10°) distinguer dans les soins supportés par la caisse primaire d’assurance maladie de Moselle ceux qui auraient incombé en tout état de cause à celle-ci en raison de l’état antérieur de Mme C… ou à toute autre cause, de ceux imputables aux soins prodigués et à la prise en charge effectuée par le centre hospitalier François Maillot de Briey ;
11°) de manière générale, donner toutes précisions et informations utiles permettant au tribunal de se prononcer sur les responsabilités, l’importance des préjudices subis par Mme C…, ainsi que toute information utile à la solution du litige.
L’expert disposera des pouvoirs d’investigation les plus étendus. Il pourra entendre tous sachants, se faire communiquer tous documents et renseignements, faire toutes constatations ou vérifications propres à faciliter l’accomplissement de sa mission et éclairer le tribunal.

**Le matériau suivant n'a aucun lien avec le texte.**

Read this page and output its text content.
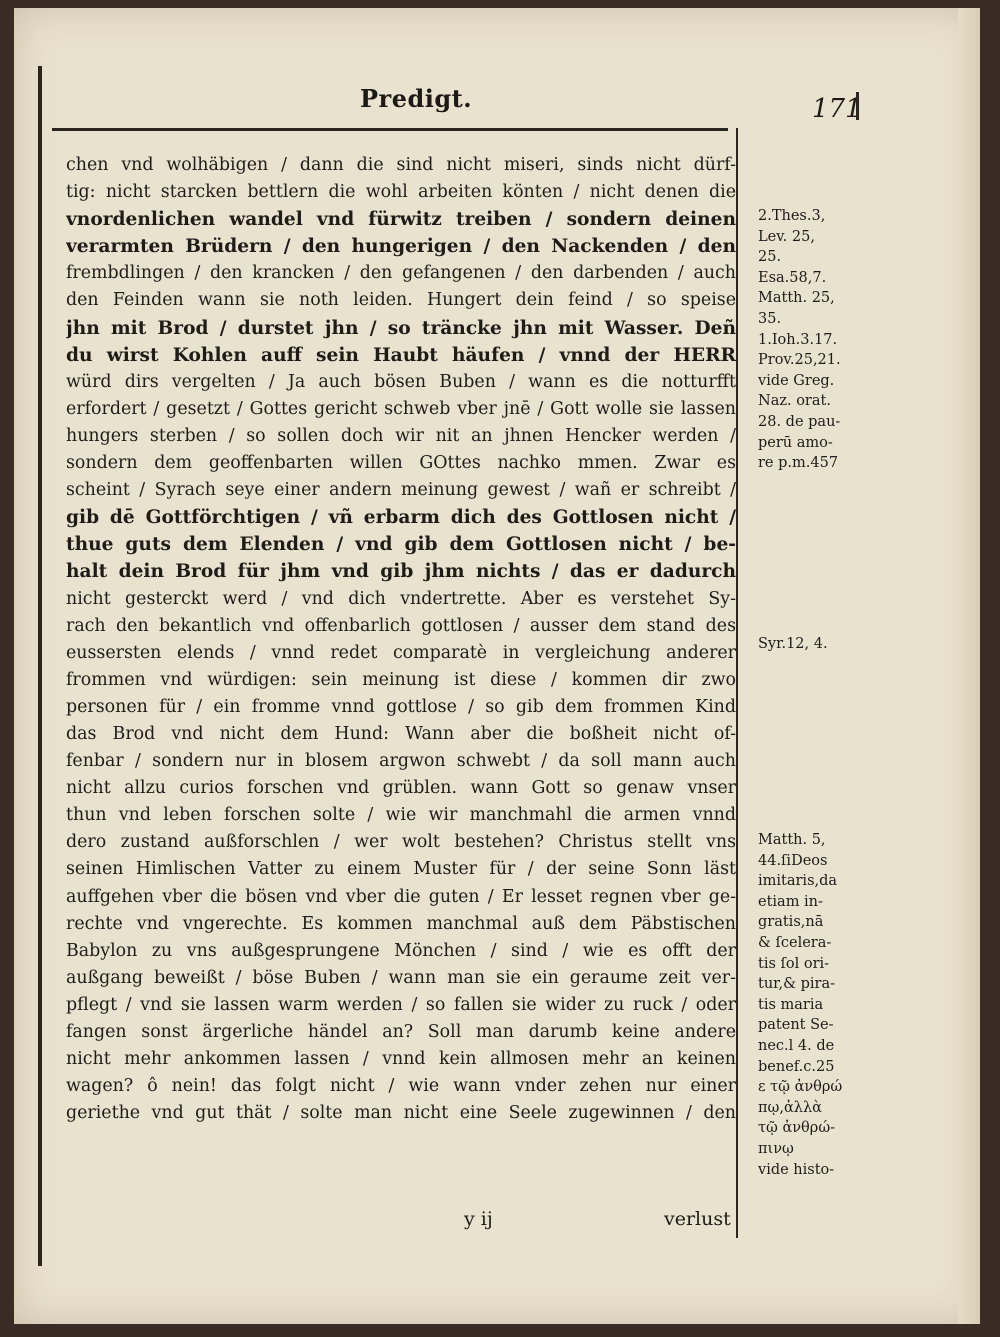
Predigt.	171
chen vnd wolhäbigen / dann die sind nicht miseri, sinds nicht dürf-
tig: nicht starcken bettlern die wohl arbeiten könten / nicht denen die
vnordenlichen wandel vnd fürwitz treiben / sondern deinen
verarmten Brüdern / den hungerigen / den Nackenden / den
frembdlingen / den krancken / den gefangenen / den darbenden / auch
den Feinden wann sie noth leiden. Hungert dein feind / so speise
jhn mit Brod / durstet jhn / so träncke jhn mit Wasser. Deñ
du wirst Kohlen auff sein Haubt häufen / vnnd der HERR
würd dirs vergelten / Ja auch bösen Buben / wann es die notturfft
erfordert / gesetzt / Gottes gericht schweb vber jnē / Gott wolle sie lassen
hungers sterben / so sollen doch wir nit an jhnen Hencker werden /
sondern dem geoffenbarten willen GOttes nachko mmen. Zwar es
scheint / Syrach seye einer andern meinung gewest / wañ er schreibt /
gib dē Gottförchtigen / vñ erbarm dich des Gottlosen nicht /
thue guts dem Elenden / vnd gib dem Gottlosen nicht / be-
halt dein Brod für jhm vnd gib jhm nichts / das er dadurch
nicht gesterckt werd / vnd dich vndertrette. Aber es verstehet Sy-
rach den bekantlich vnd offenbarlich gottlosen / ausser dem stand des
eussersten elends / vnnd redet comparatè in vergleichung anderer
frommen vnd würdigen: sein meinung ist diese / kommen dir zwo
personen für / ein fromme vnnd gottlose / so gib dem frommen Kind
das Brod vnd nicht dem Hund: Wann aber die boßheit nicht of-
fenbar / sondern nur in blosem argwon schwebt / da soll mann auch
nicht allzu curios forschen vnd grüblen. wann Gott so genaw vnser
thun vnd leben forschen solte / wie wir manchmahl die armen vnnd
dero zustand außforschlen / wer wolt bestehen? Christus stellt vns
seinen Himlischen Vatter zu einem Muster für / der seine Sonn läst
auffgehen vber die bösen vnd vber die guten / Er lesset regnen vber ge-
rechte vnd vngerechte. Es kommen manchmal auß dem Päbstischen
Babylon zu vns außgesprungene Mönchen / sind / wie es offt der
außgang beweißt / böse Buben / wann man sie ein geraume zeit ver-
pflegt / vnd sie lassen warm werden / so fallen sie wider zu ruck / oder
fangen sonst ärgerliche händel an? Soll man darumb keine andere
nicht mehr ankommen lassen / vnnd kein allmosen mehr an keinen
wagen? ô nein! das folgt nicht / wie wann vnder zehen nur einer
geriethe vnd gut thät / solte man nicht eine Seele zugewinnen / den
2.Thes.3,
Lev. 25,
25.
Esa.58,7.
Matth. 25,
35.
1.Ioh.3.17.
Prov.25,21.
vide Greg.
Naz. orat.
28. de pau-
perū amo-
re p.m.457
Syr.12, 4.
Matth. 5,
44.ſiDeos
imitaris,da
etiam in-
gratis,nā
& ſcelera-
tis ſol ori-
tur,& pira-
tis maria
patent Se-
nec.l 4. de
benef.c.25
ε τῷ ἀνθρώ
πῳ,ἀλλὰ
τῷ ἀνθρώ-
πινῳ
vide histo-
y ij	verlust
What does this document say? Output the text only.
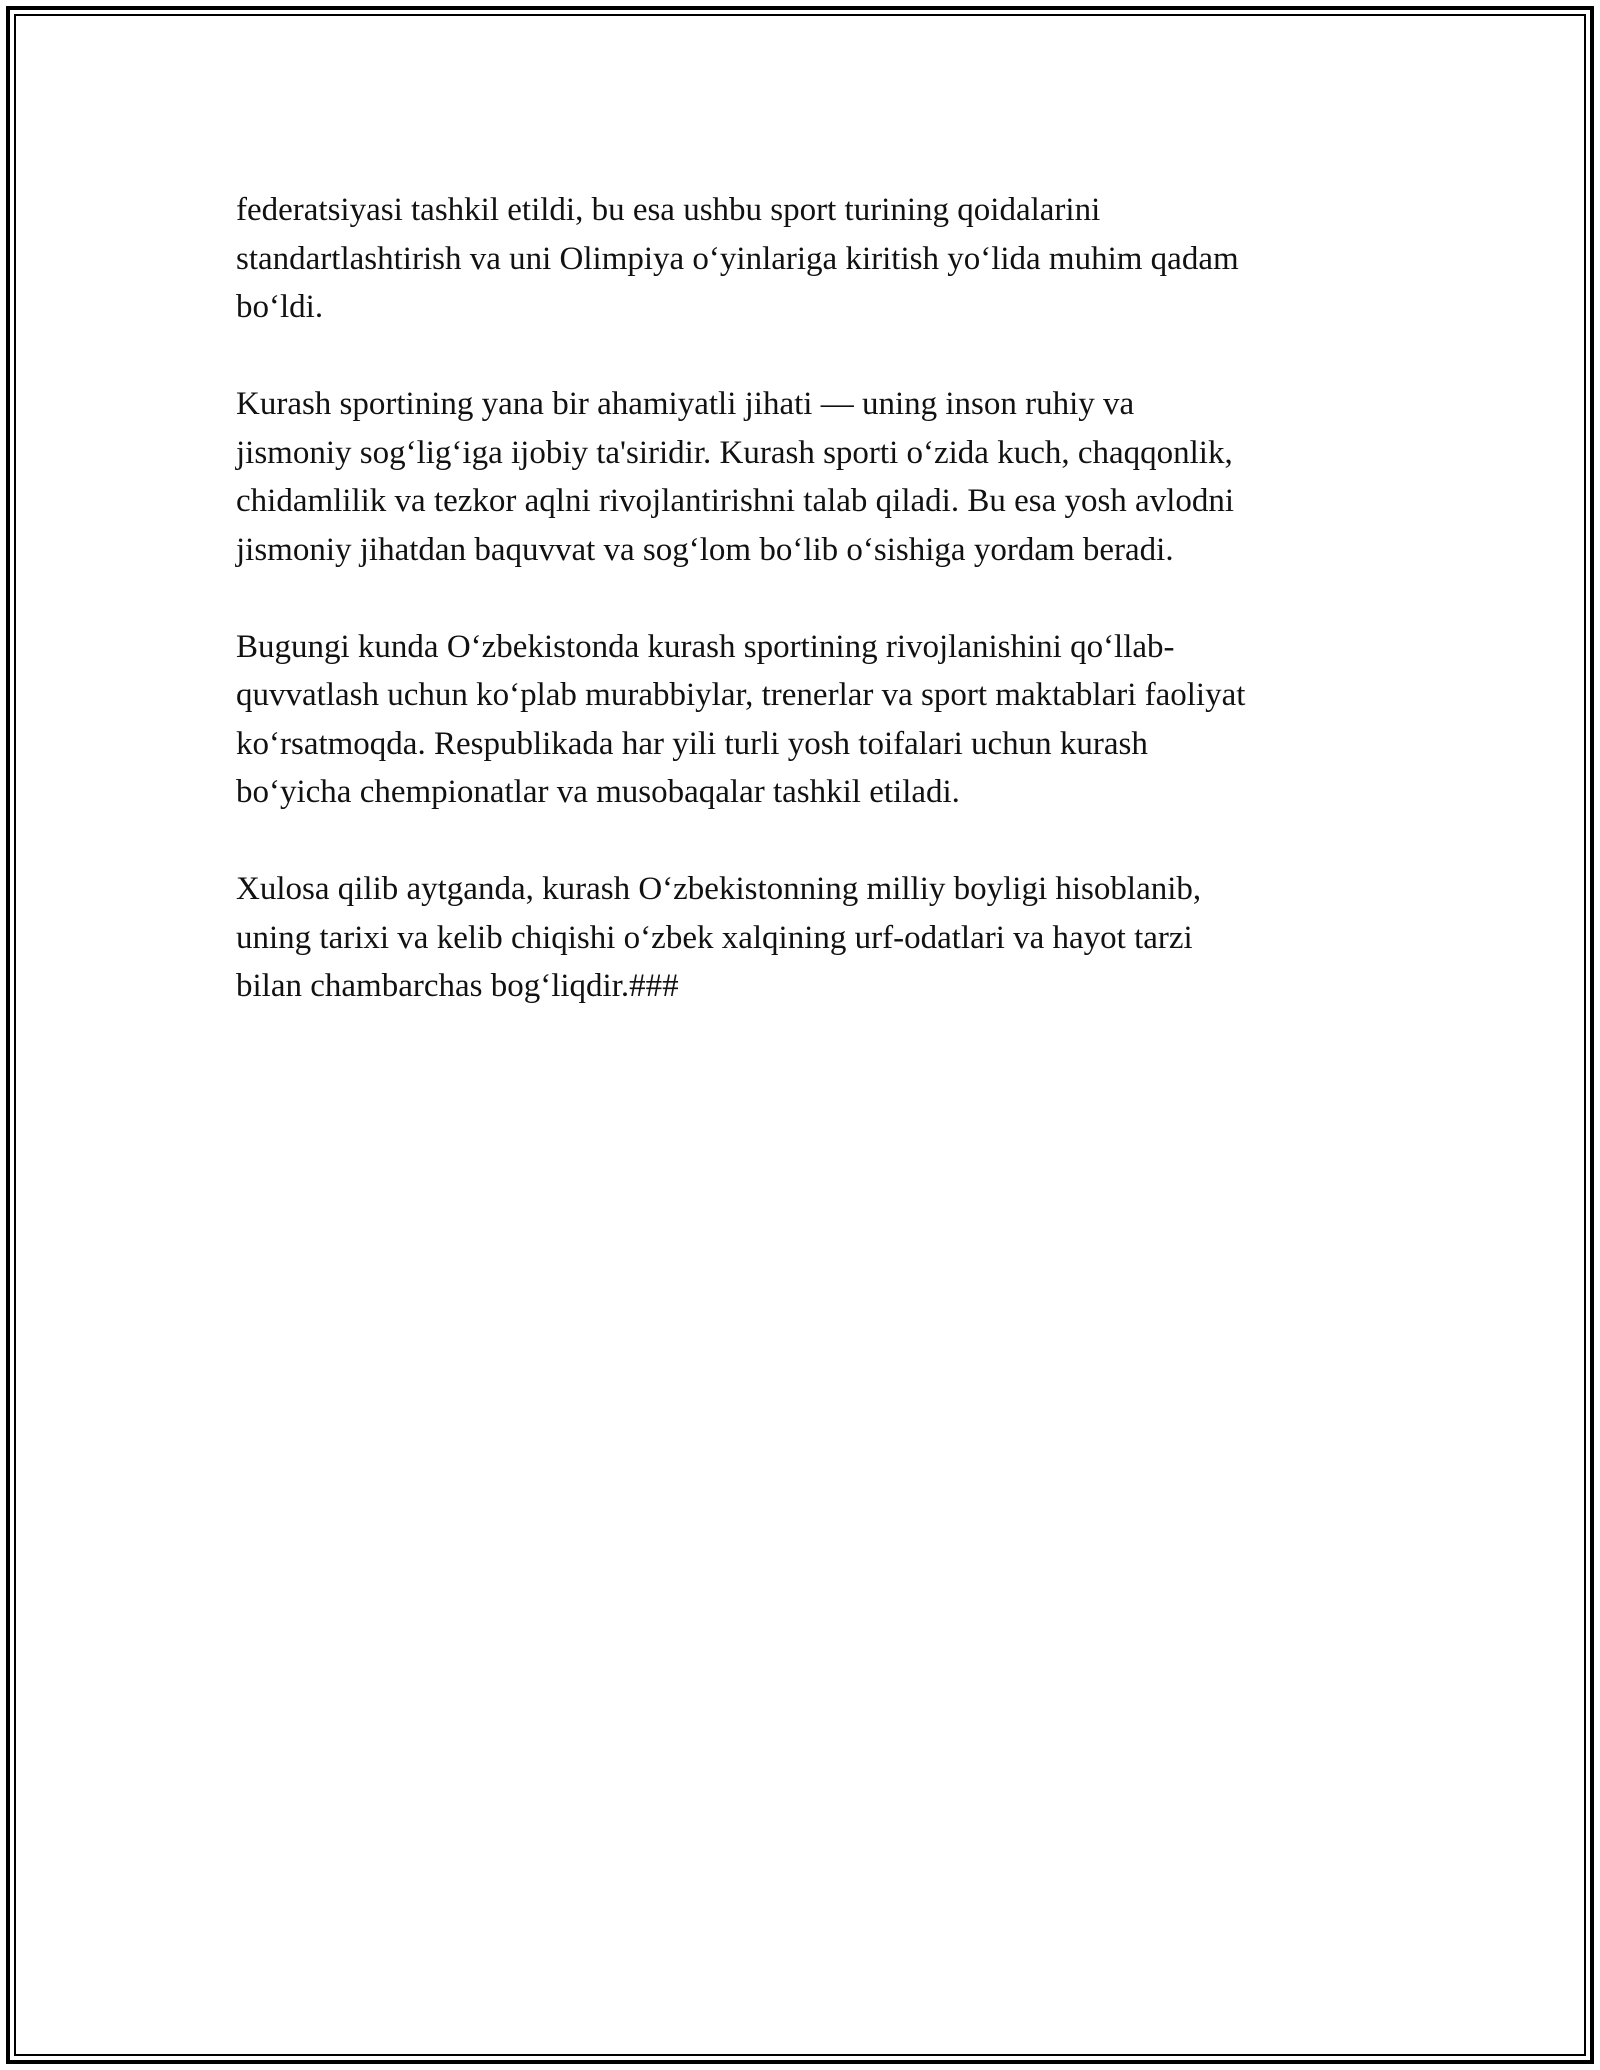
federatsiyasi tashkil etildi, bu esa ushbu sport turining qoidalarini
standartlashtirish va uni Olimpiya o‘yinlariga kiritish yo‘lida muhim qadam
bo‘ldi.

Kurash sportining yana bir ahamiyatli jihati — uning inson ruhiy va
jismoniy sog‘lig‘iga ijobiy ta'siridir. Kurash sporti o‘zida kuch, chaqqonlik,
chidamlilik va tezkor aqlni rivojlantirishni talab qiladi. Bu esa yosh avlodni
jismoniy jihatdan baquvvat va sog‘lom bo‘lib o‘sishiga yordam beradi.

Bugungi kunda O‘zbekistonda kurash sportining rivojlanishini qo‘llab-
quvvatlash uchun ko‘plab murabbiylar, trenerlar va sport maktablari faoliyat
ko‘rsatmoqda. Respublikada har yili turli yosh toifalari uchun kurash
bo‘yicha chempionatlar va musobaqalar tashkil etiladi.

Xulosa qilib aytganda, kurash O‘zbekistonning milliy boyligi hisoblanib,
uning tarixi va kelib chiqishi o‘zbek xalqining urf-odatlari va hayot tarzi
bilan chambarchas bog‘liqdir.###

Article 3 : L’expert accomplira la mission définie à l’article 1er dans les conditions prévues par les articles R. 621-2 à R. 621-14 du code de justice administrative. Il ne pourra recourir à un sapiteur sans l’autorisation préalable du président du tribunal administratif.
Article 4 : Préalablement à toute opération, l’expert déposera au greffe du tribunal administratif la déclaration sur l’honneur prévue par les dispositions de l’article R. 621-3 du code de justice administrative, et, dans les cas prévus au second alinéa de cet article, prêtera également par écrit le serment prévu par l’article R. 221-15-1 du code de justice administrative.
Article 5 : L’expertise aura lieu en présence de Mme C…, du centre hospitalier François Maillot et de la caisse primaire d’assurance maladie de Meurthe-et-Moselle agissant pour le compte de la caisse primaire d’assurance maladie de Moselle.
Article 6 : L’expert avertira les parties conformément aux dispositions de l’article R. 621-7 du code de justice administrative.
Article 7 : L’expert déposera son rapport au greffe du tribunal administratif, dans le délai de six mois à compter de la notification de la présente ordonnance. Des copies seront notifiées par l’expert aux parties intéressées. Avec leur accord, cette notification pourra s’opérer sous forme électronique. Il n’établira un pré-rapport que s’il l’estime indispensable à une meilleure connaissance du dossier.
Article 8 : Les frais et honoraires de l’expertise seront mis à la charge de la ou des parties désignées dans l’ordonnance par laquelle le président du tribunal liquidera et taxera ces frais et honoraires.
Article 9 : Le surplus des conclusions des parties est rejeté.
Article 10 : La présente ordonnance sera notifiée à Mme B… C…, au centre hospitalier François Maillot, à la caisse primaire d’assurance maladie de Meurthe-et-Moselle agissant pour le compte de la caisse primaire d’assurance de Moselle, à la caisse primaire d’assurance maladie de Moselle, à Mme A… F… et à M. le professeur E… D…, expert.
Fait à Nancy, le 11 décembre 2025.
Le juge des référés,
J.-F. Goujon-Fischer
La République mande et ordonne à la ministre de la santé, des familles, de l’autonomie et des personnes handicapées en ce qui la concerne ou à tous commissaires de justice à ce requis en ce qui concerne les voies de droit commun contre les parties privées, de pourvoir à l’exécution de la présente décision.